12 responses to “Retro-Blog: The Parliament of Cheese and Curds”

  1. I don’t see why you should have to apologize to JCW for this, given that he’s never apologized to everyone else for making us have to read his story. 😀

    Liked by 2 people

  2. Re-reading para 2, the Final City of Man (by which I mean all humans, of all genders) seems to have been pretty prosperous, as I see no mention of towering blocks of flats, either squalid or luxury with those pools suspended up in the air to taunt the proles, nor even the 2-story sort with the parking spaces underneath, which they don’t build any more because of collapse risk.

    Now, if MY cat was in a city entirely inhabited by dairy products, the cheeses would have had no time for pontificating as they would have been eaten right quick, or at least ferociously licked. Yea, even unto the processed cheese product slices and the Cheez Whiz and the spray cheez, not to mention the small prankster mozzarella.

    But hark, from the bottom drawer of my refrigerator, a small chunk of Manchego seems to call unto me.
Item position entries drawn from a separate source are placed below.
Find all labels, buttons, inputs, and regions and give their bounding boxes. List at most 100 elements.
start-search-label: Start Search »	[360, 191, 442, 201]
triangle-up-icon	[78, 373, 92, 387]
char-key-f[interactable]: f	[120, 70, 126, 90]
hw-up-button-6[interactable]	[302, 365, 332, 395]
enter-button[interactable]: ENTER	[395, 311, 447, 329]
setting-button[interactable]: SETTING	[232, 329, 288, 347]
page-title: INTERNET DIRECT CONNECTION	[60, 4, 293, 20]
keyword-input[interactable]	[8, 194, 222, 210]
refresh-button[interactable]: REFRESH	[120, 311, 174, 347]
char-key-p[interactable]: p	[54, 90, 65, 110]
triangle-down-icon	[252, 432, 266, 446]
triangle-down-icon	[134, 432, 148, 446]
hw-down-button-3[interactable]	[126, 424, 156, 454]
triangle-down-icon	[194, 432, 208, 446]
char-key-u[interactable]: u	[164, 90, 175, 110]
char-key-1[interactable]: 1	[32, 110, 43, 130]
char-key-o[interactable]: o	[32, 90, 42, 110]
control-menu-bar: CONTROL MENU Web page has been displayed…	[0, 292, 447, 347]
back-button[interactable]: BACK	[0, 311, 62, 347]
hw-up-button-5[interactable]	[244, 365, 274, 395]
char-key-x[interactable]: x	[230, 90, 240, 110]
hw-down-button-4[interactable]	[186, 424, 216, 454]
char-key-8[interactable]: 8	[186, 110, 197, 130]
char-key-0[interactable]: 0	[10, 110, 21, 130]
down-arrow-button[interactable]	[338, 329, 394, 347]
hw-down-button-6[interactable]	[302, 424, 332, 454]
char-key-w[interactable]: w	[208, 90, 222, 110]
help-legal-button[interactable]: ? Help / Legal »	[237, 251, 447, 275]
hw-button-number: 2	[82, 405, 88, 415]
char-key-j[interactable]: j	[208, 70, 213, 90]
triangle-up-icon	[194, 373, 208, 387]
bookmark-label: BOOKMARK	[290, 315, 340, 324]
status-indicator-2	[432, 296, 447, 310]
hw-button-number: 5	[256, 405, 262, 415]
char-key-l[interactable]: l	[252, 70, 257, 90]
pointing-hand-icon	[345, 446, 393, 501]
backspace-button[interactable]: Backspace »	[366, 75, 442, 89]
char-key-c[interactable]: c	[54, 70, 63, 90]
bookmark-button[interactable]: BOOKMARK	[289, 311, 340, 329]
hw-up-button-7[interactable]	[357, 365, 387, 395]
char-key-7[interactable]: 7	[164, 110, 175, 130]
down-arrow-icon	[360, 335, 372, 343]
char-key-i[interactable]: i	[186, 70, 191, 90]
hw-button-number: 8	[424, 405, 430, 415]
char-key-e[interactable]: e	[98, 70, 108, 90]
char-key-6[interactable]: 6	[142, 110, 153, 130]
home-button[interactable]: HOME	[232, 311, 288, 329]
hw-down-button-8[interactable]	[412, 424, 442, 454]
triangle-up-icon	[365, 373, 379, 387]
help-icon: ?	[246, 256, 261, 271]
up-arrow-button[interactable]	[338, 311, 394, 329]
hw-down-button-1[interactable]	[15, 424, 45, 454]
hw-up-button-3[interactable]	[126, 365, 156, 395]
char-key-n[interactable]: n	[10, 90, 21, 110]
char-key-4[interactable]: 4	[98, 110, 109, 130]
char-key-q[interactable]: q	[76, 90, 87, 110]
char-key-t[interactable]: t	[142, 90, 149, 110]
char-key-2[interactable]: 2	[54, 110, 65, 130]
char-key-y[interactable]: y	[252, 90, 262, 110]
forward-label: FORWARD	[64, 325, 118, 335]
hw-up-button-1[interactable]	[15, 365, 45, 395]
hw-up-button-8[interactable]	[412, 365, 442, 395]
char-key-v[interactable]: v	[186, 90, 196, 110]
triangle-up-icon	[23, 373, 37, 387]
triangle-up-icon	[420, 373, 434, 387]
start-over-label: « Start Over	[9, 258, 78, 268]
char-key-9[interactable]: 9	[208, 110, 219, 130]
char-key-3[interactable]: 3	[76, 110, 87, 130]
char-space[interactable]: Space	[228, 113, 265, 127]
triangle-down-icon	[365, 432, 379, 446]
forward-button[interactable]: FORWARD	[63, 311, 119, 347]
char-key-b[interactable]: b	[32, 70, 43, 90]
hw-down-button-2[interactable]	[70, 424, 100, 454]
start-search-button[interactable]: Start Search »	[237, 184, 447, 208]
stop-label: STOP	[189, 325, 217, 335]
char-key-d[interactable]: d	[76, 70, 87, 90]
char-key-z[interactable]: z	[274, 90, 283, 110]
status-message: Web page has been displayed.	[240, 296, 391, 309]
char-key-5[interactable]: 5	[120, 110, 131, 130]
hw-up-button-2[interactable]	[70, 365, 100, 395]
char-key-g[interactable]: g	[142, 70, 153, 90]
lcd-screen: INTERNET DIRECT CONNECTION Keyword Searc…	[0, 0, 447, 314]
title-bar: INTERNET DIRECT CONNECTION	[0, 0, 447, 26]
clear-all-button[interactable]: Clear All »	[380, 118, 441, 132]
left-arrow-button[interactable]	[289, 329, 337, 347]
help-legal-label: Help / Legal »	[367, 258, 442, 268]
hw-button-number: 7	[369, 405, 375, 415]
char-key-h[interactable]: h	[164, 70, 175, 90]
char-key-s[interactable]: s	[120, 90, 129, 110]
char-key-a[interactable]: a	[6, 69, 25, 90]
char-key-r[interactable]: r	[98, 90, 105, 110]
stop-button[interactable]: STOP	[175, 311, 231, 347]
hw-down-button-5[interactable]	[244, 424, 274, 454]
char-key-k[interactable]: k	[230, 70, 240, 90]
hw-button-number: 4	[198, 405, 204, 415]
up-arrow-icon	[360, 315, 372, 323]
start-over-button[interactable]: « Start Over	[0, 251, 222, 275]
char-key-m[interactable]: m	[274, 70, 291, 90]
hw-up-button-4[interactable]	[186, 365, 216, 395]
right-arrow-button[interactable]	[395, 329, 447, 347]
    Also, there is only one “r” in Monterey Jack, and sometimes peppers of the Capiscum genus, and sometimes it is in an unholy union with its cousin Colby.

    Like

      • This is just to say

        I have eaten
        the manchego
        that was in
        the icebox

        and which
        you were probably
        saving
        for a dairy-themed parody.

        Forgive me
        it was delicious
        and besides
        who needs a real cheese in order to write about a fake parody of a talking cheese anyway? It’s just a waste of perfectly good cheese that I deserve anyway for putting up with all of this nonsense.